Beberapa bulan berlalu. Urban Roots tidak mendadak menjadi fenomena nasional. Tidak ada artikel di media besar, tidak ada investor asing yang datang membawa cek kosong. Tapi setiap minggu, kursi di lantai dua itu jarang kosong.
Ada kelas career reboot, kelas digital storytelling, dan kelas dasar desain untuk para pekerja malam. Anak-anak tetangga Umar mulai bisa membuat poster sederhana di gawai murah mereka. Salah satu bahkan menang lomba desain poster di sekolah.
Suatu sore, email baru masuk ke kotak masuk Jaya. Pengirimnya: Kelaswara, dokter-investor yang dulu menolak mereka.
Jayengrana, aku melihat perkembangan Urban Roots dari jauh.

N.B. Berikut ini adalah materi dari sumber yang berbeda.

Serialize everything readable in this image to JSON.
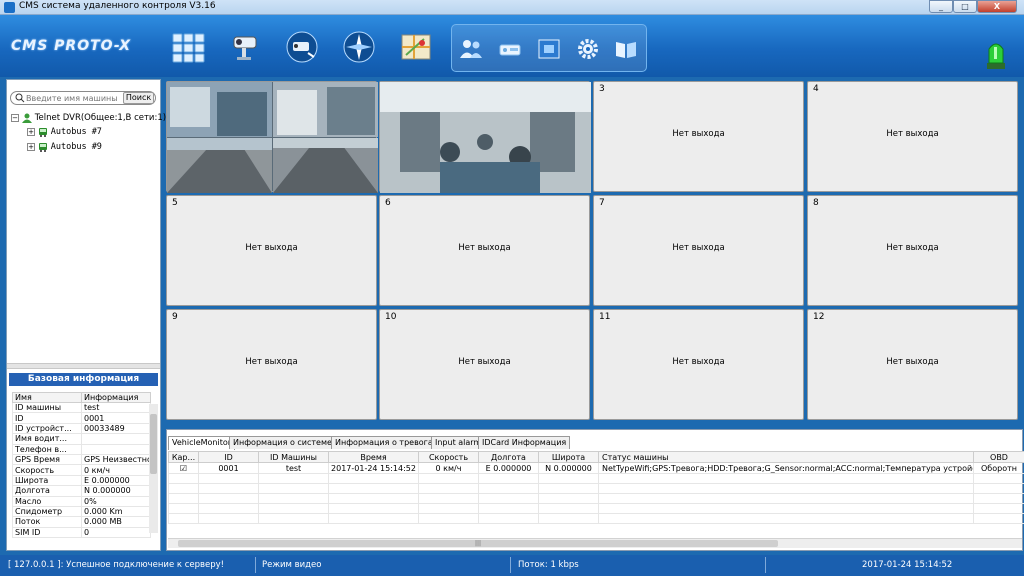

Salah satu pasienku yang mengalami burnout bilang, ruang kalian membantunya menemukan alasan untuk bertahan. Aku ingin mengajak kalian bicara lagi. Bukan hanya soal investasi, tapi juga kerja sama program kesehatan mental untuk profesional muda.
Jaya membaca email itu beberapa kali. Tangannya sedikit bergetar, bukan karena euforia, tapi karena rasa syukur yang tiba-tiba penuh.
Ia mengirim tangkapan layar ke grup WhatsApp mereka.
Jaya: Sepertinya mesin kita mulai mengeluarkan suara…
Umar: BRAAAAK!
Ning: Tuh kan. Tarikan keenam, ketujuh, kedelapan… siapa yang tahu?
Di kursi di ujung ruangan, Jaya duduk sebentar. Ia teringat hari di mana ia hampir kembali ke dunia law firm, hampir menutup folder Urban Roots dan menganggapnya fase sementara.
Jika ia menyerah waktu itu, ia tidak akan melihat perempuan HR yang kembali berani melamar kerja di organisasi nirlaba. Ia takkan menyaksikan anak driver ojol yang tersenyum lebar saat desain poster pertamanya dipajang di dinding kelurahan. Ia takkan membaca pesan ibunya yang sekarang dengan bangga bercerita pada tetangga bahwa anaknya membuka ruang belajar di Jakarta.
“Jika dulu kamu tahu seberapa dekat kamu dengan percikan, kamu mungkin takkan pernah berhenti menarik tali,” pikir Jaya.
Ia tersenyum kecil.
Di luar, langit Jakarta berwarna jingga, memantulkan cahaya di jendela-jendela apartemen mahal dan rumah susun yang rapat. Kota ini tetap bising, tetap penuh kontradiksi. Tapi di satu sudut kecil lantai dua sebuah ruko, sekelompok orang sedang belajar memaknai ulang kata “berhasil”.
Jaya berdiri, menatap papan tulis yang masih menyimpan kalimat dari kelas pertama. Ia menambahkan satu kalimat lagi di bawahnya.
“Yang penting bukan berapa kali kamu menariknya,
tapi bagaimana kamu menjaga hati tetap menyala di setiap tarikan.”
Dan di titik itu, ia tahu: hidup kelas menengah ke atas di kota besar memang penuh tekanan, tapi juga penuh kemungkinan. Selama masih ada yang bersedia menarik tali bersama, mesin mimpi itu akan selalu punya kesempatan untuk menyala.
.
.
.
Malang, 29 November 2025
.
.
#CerpenMinggu #KisahKota #KelasMenengah #PerjuanganHidup #UrbanRoots #MotivasiKarier #NamakuBrandkuSpirit
.
Quotes dari Cerpen
-
“Kadang, yang kita butuh bukan jawaban ‘bisa’ dari dunia, tapi dua tiga orang yang mau bilang, ‘ayo coba lagi bareng-bareng’.”
-
“Perjuangan adalah bagian dari tombol ON, bukan tanda bahwa hidupmu rusak.”
-
“Hidup menengah ke atas bukan berarti perjalanan kita selesai; justru di sanalah kita belajar gagal dengan anggun lalu memulai lagi.”
-
“Yang penting bukan berapa kali kamu menariknya, tapi bagaimana kamu menjaga hati tetap menyala di setiap tarikan.”